Here we go again with another of these "Invest your hard-earned money on the theory that the United States economy is on the verge of collapse" commercials. This one is from some company called Blackstone International, and it always leaves me scratching my head and wondering who decided to fire the editor before the final product was approved.
Testimonial #1: "I decided to take some of my IRA and buy gold from Blackstone International. Gold has increased 250% in the last eight years. My gold investment rose from $75,000 to $89,000. I am very happy with Blackstone International."
Um, say what? $75,000 to $89,000 is not an increase of 250%. It's an increase of just under 20%. Assuming that the price of gold HAS risen 250% in eight years, this woman clearly did not make her investment eight years ago. So, what's the point of telling us that the price of gold has risen 250% in eight years? What's the significance of an eight-year period, anyway? It's been eight years since 9/11- is that it? Wouldn't it have been equally relevant to tell us how much gold has increased in the last eighty years, or eight hundred?

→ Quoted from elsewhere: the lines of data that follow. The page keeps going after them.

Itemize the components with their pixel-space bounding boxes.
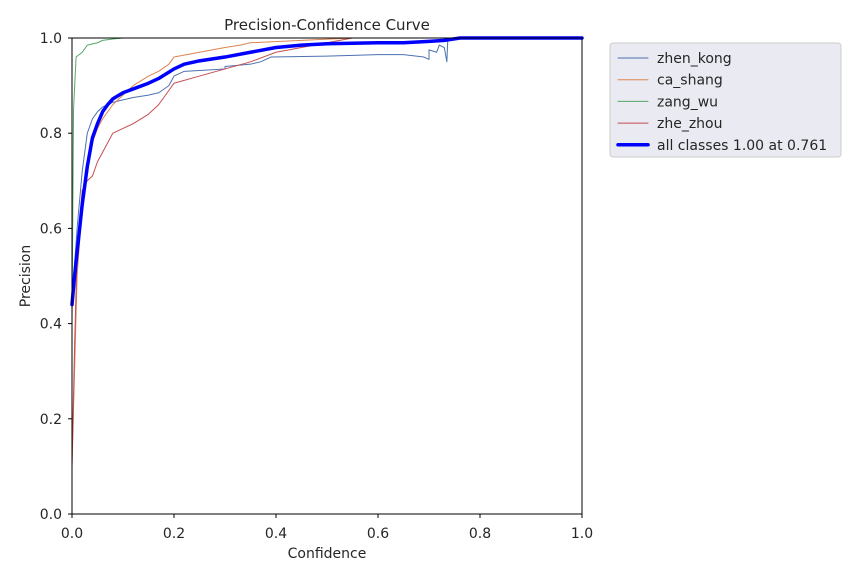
legend-label-0: zhen_kong bbox=[657, 51, 732, 67]
y-tick-label: 0.0 bbox=[40, 507, 62, 523]
plot-frame bbox=[71, 37, 583, 515]
x-tick-label: 0.8 bbox=[469, 526, 491, 542]
series-line-2 bbox=[71, 37, 583, 325]
x-tick-label: 0.6 bbox=[367, 526, 389, 542]
legend-label-2: zang_wu bbox=[657, 94, 718, 110]
plot-lines bbox=[70, 36, 584, 467]
series-line-4 bbox=[70, 36, 584, 307]
y-tick-label: 0.4 bbox=[40, 317, 62, 333]
y-tick-label: 1.0 bbox=[40, 31, 62, 47]
legend-label-1: ca_shang bbox=[657, 73, 723, 89]
y-tick-label: 0.6 bbox=[40, 221, 62, 237]
x-tick-label: 0.4 bbox=[265, 526, 287, 542]
chart-title: Precision-Confidence Curve bbox=[224, 16, 430, 34]
legend-box bbox=[609, 42, 842, 158]
legend-label-4: all classes 1.00 at 0.761 bbox=[657, 138, 827, 154]
y-tick-label: 0.8 bbox=[40, 126, 62, 142]
x-tick-label: 0.2 bbox=[163, 526, 185, 542]
x-tick-label: 1.0 bbox=[571, 526, 593, 542]
series-line-0 bbox=[71, 37, 583, 301]
x-axis-label: Confidence bbox=[288, 546, 367, 562]
y-axis-ticks: 0.0 0.2 0.4 0.6 0.8 1.0 bbox=[40, 31, 72, 523]
y-tick-label: 0.2 bbox=[40, 412, 62, 428]
x-axis-ticks: 0.0 0.2 0.4 0.6 0.8 1.0 bbox=[61, 514, 593, 542]
series-line-3 bbox=[71, 37, 583, 467]
series-line-1 bbox=[71, 37, 583, 467]
x-tick-label: 0.0 bbox=[61, 526, 83, 542]
legend-label-3: zhe_zhou bbox=[657, 116, 723, 132]
y-axis-label: Precision bbox=[18, 245, 34, 307]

Testimonial #2- "I bought my gold from Blackstone International. I wouldn't be surprised to see gold hit $2000 an ounce in the near future. Blackstone International is a company I can trust."
What is this, Haiku Day on the radio? What does buying gold from Blackstone International have to do with what the price of gold will do in the future? Why do I care what this guy's personal prediction is about the price of gold? Is he telling me that if I buy gold from some other company, the price of gold might NOT reach $2000 an ounce? Why do gold broker commercials make my head hurt so much?
More to the point, why don't these commercials just cut to the chase and urge us to bet against the American Economy, because the best news for people who invest in gold is the complete collapse of the world financial markets, followed by depression and unprecedented human misery? Maybe they think that would be too much of a downer?
Life is good for the gold brokers these days, though: they've made enough money to buy off pretty much every radio yakker on the planet, regardless of political ideology. Now maybe they could use just a little of that money to make a few decent commercials with logical, coherent messages, instead of ones featuring people who are apparently happy to spout whatever happens to pop into their heads while the recorder is running.